Isn’t that a beautiful color?! That deep, rich, glossy color comes from the egg wash. The crust would be dull and pale without it- not unlike the pre-egg wash photo above. My crust buckled a bit, though, and I can tell you why: I made the mistake of making the top crust too tight. I know; it sounds funny, but it’s true. I didn’t make sure the middle had enough dough before crimping the outside. I should have laid my crust over the top, run my hands over the mound in the middle, and then crimped the edge. The crust shrank as it baked (naturally), so it separated. It really doesn’t matter though; I’m not entering it into a beauty contest and the taste far outweighs any homeliness the pie may posses!
This is not a super sweet, gloopy, apple-esqe flavored pie. The sauce to fruit ratio is very nearly perfect and the flavor is absolutely, without a doubt APPLE. At least 95% of the filling you see above is actual, honest to God fruit- not some fruit flavored, sugary gel with a few pieces of apple in it. This is a prime example of everything an apple pie should be. And once you’ve tasted it, you may never want a piece of any other kind of apple pie again. And that’s ok; you know how to make your own now! So go ahead; make this pie and wow your family and friends. I think you’ll find it just as fun as I do 😉
5 Lbs Apples (Honeycrisp or similar firm fleshed, sweet-tart apple)
6 T Butter (salted is preferred, but unsalted will work too)
1/2 C Brown Sugar, packed
1/4 White Sugar (add extra if the apples are too tart)
1 t Cinnamon
Large Pinch Nutmeg
1/4 C + 1 T Heavy Cream, Divided
1 t Vanilla
3-4 T Cornstarch
2 Ready Made Pie Crusts or Enough dough to make a double crust pie
*Fill a very large bowl about halfway with cold water. Add the juice of half a lemon, lime, or orange. OR add 1 T Apple Cider Vinegar.
*Peel, core, and slice the apples to about 1/8 inch, keeping them in the water as much as possible to prevent rusting.
*In a pot or frying pan large enough to hold the apples, melt the butter over medium high heat.
*Add the apples, sugars, and spices and cook, covered, for about 10 minutes. The apples should be starting to cook through but still have plenty of crunch.
*Remove the apples with a slotted spoon to a colander or other strainer set over a bowl.
*Bring the liquid from the apples to a fast boil and hold it there, periodically adding any accumulated liquid from the bowl under the strainer.
*Once the liquid begins to thicken, lower the heat until you get a moderate boil; the bubbles should be a bit larger and pop more slowly than before. Hold this boil until the sauce has reduced to the consistency of the caramel sauce that goes over ice cream.
*Shut the burner off at this point and add the vanilla and the 1/4 C of heavy cream.
*Turn the burner back onto medium low and boil the caramel until it is once again thickened as in the last step.
*Take the pan off the heat and stir in the apples.
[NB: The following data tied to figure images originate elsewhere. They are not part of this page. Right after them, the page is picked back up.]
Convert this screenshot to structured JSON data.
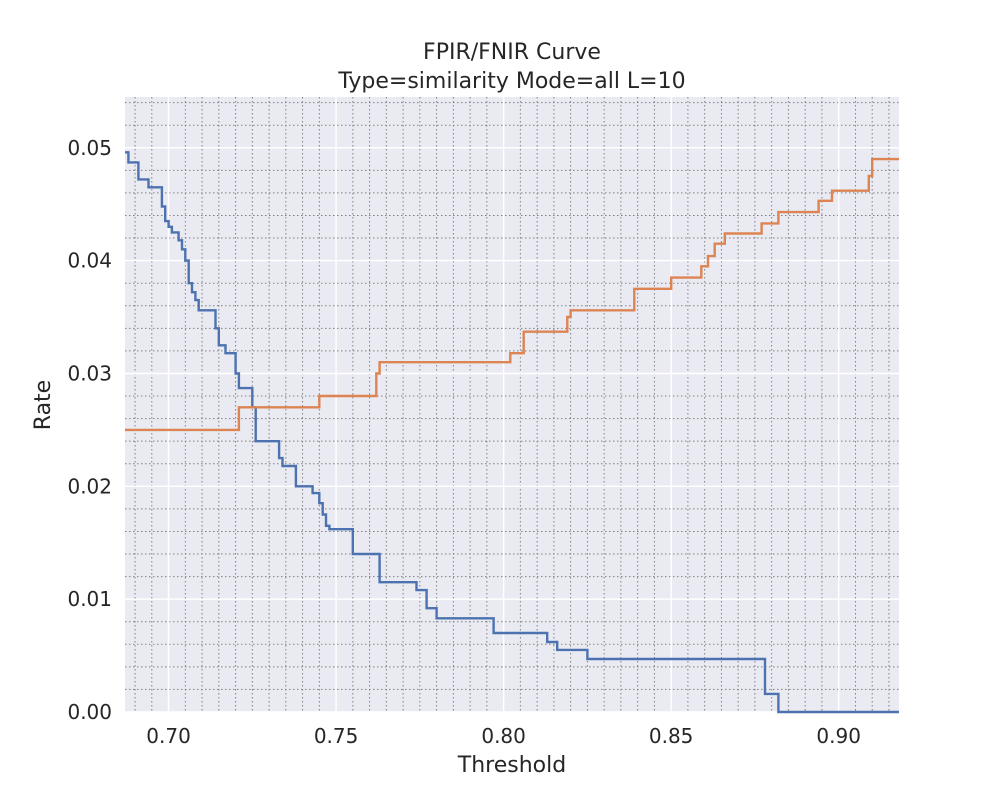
{
  "chart_data": {
    "type": "line",
    "title": "FPIR/FNIR Curve",
    "subtitle": "Type=similarity Mode=all L=10",
    "xlabel": "Threshold",
    "ylabel": "Rate",
    "xlim": [
      0.687,
      0.918
    ],
    "ylim": [
      0.0,
      0.0545
    ],
    "xticks": [
      0.7,
      0.75,
      0.8,
      0.85,
      0.9
    ],
    "xtick_labels": [
      "0.70",
      "0.75",
      "0.80",
      "0.85",
      "0.90"
    ],
    "yticks": [
      0.0,
      0.01,
      0.02,
      0.03,
      0.04,
      0.05
    ],
    "ytick_labels": [
      "0.00",
      "0.01",
      "0.02",
      "0.03",
      "0.04",
      "0.05"
    ],
    "grid": true,
    "minor_grid": true,
    "legend": false,
    "colors": {
      "background": "#eaeaf2",
      "major_grid": "#ffffff",
      "minor_grid": "#808080",
      "series_blue": "#4c72b0",
      "series_orange": "#dd8452"
    },
    "series": [
      {
        "color": "#4c72b0",
        "step": true,
        "x": [
          0.687,
          0.688,
          0.691,
          0.694,
          0.698,
          0.699,
          0.7,
          0.701,
          0.703,
          0.704,
          0.705,
          0.706,
          0.707,
          0.708,
          0.709,
          0.714,
          0.715,
          0.717,
          0.72,
          0.721,
          0.725,
          0.726,
          0.728,
          0.733,
          0.734,
          0.735,
          0.738,
          0.743,
          0.745,
          0.746,
          0.747,
          0.748,
          0.75,
          0.755,
          0.756,
          0.763,
          0.764,
          0.774,
          0.777,
          0.78,
          0.797,
          0.813,
          0.816,
          0.819,
          0.825,
          0.878,
          0.882,
          0.918
        ],
        "y": [
          0.0496,
          0.0487,
          0.0472,
          0.0465,
          0.0448,
          0.0435,
          0.043,
          0.0425,
          0.0418,
          0.041,
          0.04,
          0.038,
          0.0372,
          0.0365,
          0.0356,
          0.034,
          0.0325,
          0.0318,
          0.03,
          0.0287,
          0.027,
          0.024,
          0.024,
          0.0225,
          0.0218,
          0.0218,
          0.02,
          0.0194,
          0.0185,
          0.0175,
          0.0165,
          0.0162,
          0.0162,
          0.014,
          0.014,
          0.0115,
          0.0115,
          0.0108,
          0.0092,
          0.0083,
          0.007,
          0.0062,
          0.0055,
          0.0055,
          0.0047,
          0.0016,
          0.0,
          0.0
        ]
      },
      {
        "color": "#dd8452",
        "step": true,
        "x": [
          0.687,
          0.721,
          0.745,
          0.762,
          0.763,
          0.802,
          0.803,
          0.806,
          0.819,
          0.82,
          0.839,
          0.85,
          0.859,
          0.86,
          0.861,
          0.862,
          0.863,
          0.864,
          0.866,
          0.877,
          0.882,
          0.894,
          0.898,
          0.909,
          0.91,
          0.918
        ],
        "y": [
          0.025,
          0.027,
          0.028,
          0.03,
          0.031,
          0.0318,
          0.0318,
          0.0337,
          0.035,
          0.0356,
          0.0375,
          0.0385,
          0.0395,
          0.0395,
          0.0404,
          0.0404,
          0.0415,
          0.0415,
          0.0424,
          0.0433,
          0.0443,
          0.0453,
          0.0462,
          0.0475,
          0.049,
          0.049
        ]
      }
    ]
  }
}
*Cool the mixture to room temperature. This may take a couple of hours.
*Preheat the oven to 400 degrees.
*Sprinkle cornstarch over the filling and mix well to incorporate.
*Whisk the egg and 1 T heavy cream very well and set aside.
*Prepare a 10 inch common depth or 9 inch deep dish pie plate with a bottom crust.
*Pour the filling in and place the top crust over it, making sure to secure it (run your hands over it to smooth it) from the middle outwards before crimping the edges. Make sure the edges are sealed.
*Brush the egg wash over the entire top of the pie. Don’t skimp on this step.
*Cut steam vents into the top crust.
*Wrap the outer edge of the pie plate with foil (make sure it doesn’t rest on the crust) or cover with a pie shield.
*Bake the pie until beginning to brown.
*Remove the foil or shield.
*Bake until uniformly brown and the filling has bubbled for at least 10 minutes. May take 70-80 minutes total bake time.